Inondations: comment la Wallonie a pu inspecter 500 ponts en moins d’un mois

Les experts du SPW ont dû s’organiser différemment pour pouvoir inspecter tous les ponts en un temps record.

Arnaud Wéry
Inondations: comment la Wallonie a pu inspecter 500 ponts en moins d’un mois
Malgré une équipe réduite, Patrice Toussaint a pu agir rapidement, notamment grâce à un travail collaboratif. ©SPW

Quatre. En cette mi-juillet, les locaux de la direction de l’expertise des ouvrages de la Région wallonne du côté de Sclessin ne sont guère peuplés. Sur la vingtaine de membres de l’équipe de Patrice Toussaint, seuls quatre sont au poste, lui y compris.

Rien ne présage de ce qui les attend. Tout va partir d'un coup de fil. Ce mercredi 14 juillet, Patrice Toussaint soupe chez des amis lorsque vers 21h, le directeur des routes de Verviers le contacte et lui annonçant qu'il va avoir besoin de ses services dès jeudi. «Je n'avais aucune autre info que celles dans les médias. Disons qu'après ce coup de fil, j'ai préféré ne pas m'éterniser.»

Le jeudi 15 juillet au matin, c'est à Eupen qu'il est d'abord appelé. En quittant le bureau, le directeur f.f. de la direction de l'expertise des ouvrages emporte ses bottes et s'assied au volant du 4X4 du service, presque un réflexe dont Patrice Toussaint se félicitera lorsqu'il arriva à Eupen. «Je n'imaginais pas du tout ce qui m'attendait.» Des images qui vont le marquer.

Attendu pour faire passer les secours

Mais le fonctionnaire n'a pas le temps de s'appesantir: les secours ont besoin de son expertise pour un pont stratégique qui permet à la N68 d'enjamber la Vesdre. Sans certitude sur la stabilité de l'ouvrage, les véhicules d'intervention ne peuvent passer sur l'autre rive. «En un quart d'heure, nous avons fait le tour pour une inspection visuelle.» L'eau, montée à 2 mètres, était descendue juste sous le tablier du pont. De son oeil expérimenté, Patrice Toussaint estime que le passage est possible. «En une heure, le pont était dégagé et rouvert. Nous avons pris sur nous d'accepter un certain niveau de risque», admet-il. Il fallait s'adapter à la situation d'urgence.

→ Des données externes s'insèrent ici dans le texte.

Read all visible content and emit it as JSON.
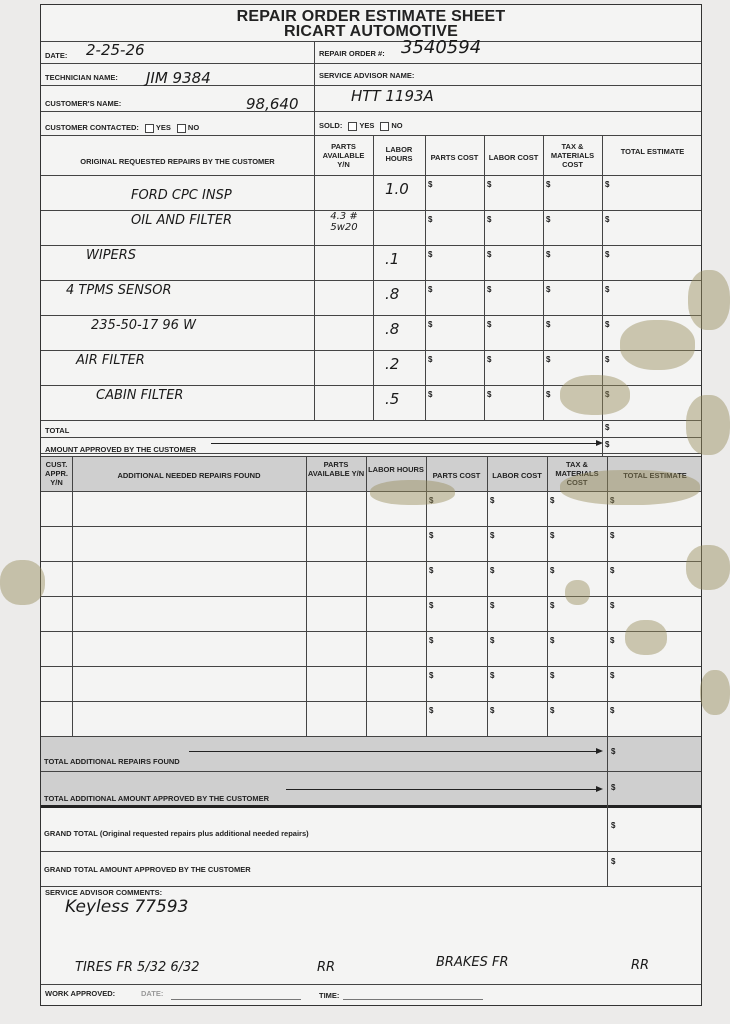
{
  "header": {
    "title": "REPAIR ORDER ESTIMATE SHEET",
    "company": "RICART AUTOMOTIVE"
  },
  "fields": {
    "date_label": "DATE:",
    "date_value": "2-25-26",
    "repair_order_label": "REPAIR ORDER #:",
    "repair_order_value": "3540594",
    "technician_label": "TECHNICIAN NAME:",
    "technician_value": "JIM 9384",
    "advisor_label": "SERVICE ADVISOR NAME:",
    "advisor_value": "HTT 1193A",
    "customer_label": "CUSTOMER'S NAME:",
    "customer_value": "98,640",
    "contacted_label": "CUSTOMER CONTACTED:",
    "sold_label": "SOLD:",
    "yes": "YES",
    "no": "NO"
  },
  "original": {
    "headers": [
      "ORIGINAL REQUESTED REPAIRS BY THE CUSTOMER",
      "PARTS AVAILABLE Y/N",
      "LABOR HOURS",
      "PARTS COST",
      "LABOR COST",
      "TAX & MATERIALS COST",
      "TOTAL ESTIMATE"
    ],
    "rows": [
      {
        "desc": "FORD CPC INSP",
        "parts": "",
        "labor": "1.0"
      },
      {
        "desc": "OIL AND FILTER",
        "parts": "4.3 # 5w20",
        "labor": ""
      },
      {
        "desc": "WIPERS",
        "parts": "",
        "labor": ".1"
      },
      {
        "desc": "4 TPMS SENSOR",
        "parts": "",
        "labor": ".8"
      },
      {
        "desc": "235-50-17   96 W",
        "parts": "",
        "labor": ".8"
      },
      {
        "desc": "AIR FILTER",
        "parts": "",
        "labor": ".2"
      },
      {
        "desc": "CABIN FILTER",
        "parts": "",
        "labor": ".5"
      }
    ],
    "total_label": "TOTAL",
    "approved_label": "AMOUNT APPROVED BY THE CUSTOMER"
  },
  "additional": {
    "headers": [
      "CUST. APPR. Y/N",
      "ADDITIONAL NEEDED REPAIRS FOUND",
      "PARTS AVAILABLE Y/N",
      "LABOR HOURS",
      "PARTS COST",
      "LABOR COST",
      "TAX & MATERIALS COST",
      "TOTAL ESTIMATE"
    ],
    "row_count": 7,
    "total_label": "TOTAL ADDITIONAL REPAIRS FOUND",
    "approved_label": "TOTAL ADDITIONAL AMOUNT APPROVED BY THE CUSTOMER"
  },
  "grand": {
    "total_label": "GRAND TOTAL (Original requested repairs plus additional needed repairs)",
    "approved_label": "GRAND TOTAL AMOUNT APPROVED BY THE CUSTOMER"
  },
  "comments": {
    "label": "SERVICE ADVISOR COMMENTS:",
    "line1": "Keyless 77593",
    "tires": "TIRES   FR  5/32  6/32",
    "tires_rr": "RR",
    "brakes": "BRAKES FR",
    "brakes_rr": "RR"
  },
  "footer": {
    "work_approved": "WORK APPROVED:",
    "date": "DATE:",
    "time": "TIME:"
  },
  "currency": "$"
}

Le responsable enchaîne ensuite avec un deuxième pont. «Là, nous avons eu plus de doutes et il n'a été rouvert que sur une seule voie, pour les services de secours.»

«Envie de pleurer»

En rentrant, ce soir-là, Patrice Toussaint avait «envie de pleurer». Son équipe qui partira le lendemain sur Trooz et Pepinster sera également fort touchée par ce qu'elle a vu sur place.

Mais comment inspecter des centaines de ponts avec une équipe restreinte qui peut cependant s’appuyer sur des experts au sein des différentes directions quadrillant la province?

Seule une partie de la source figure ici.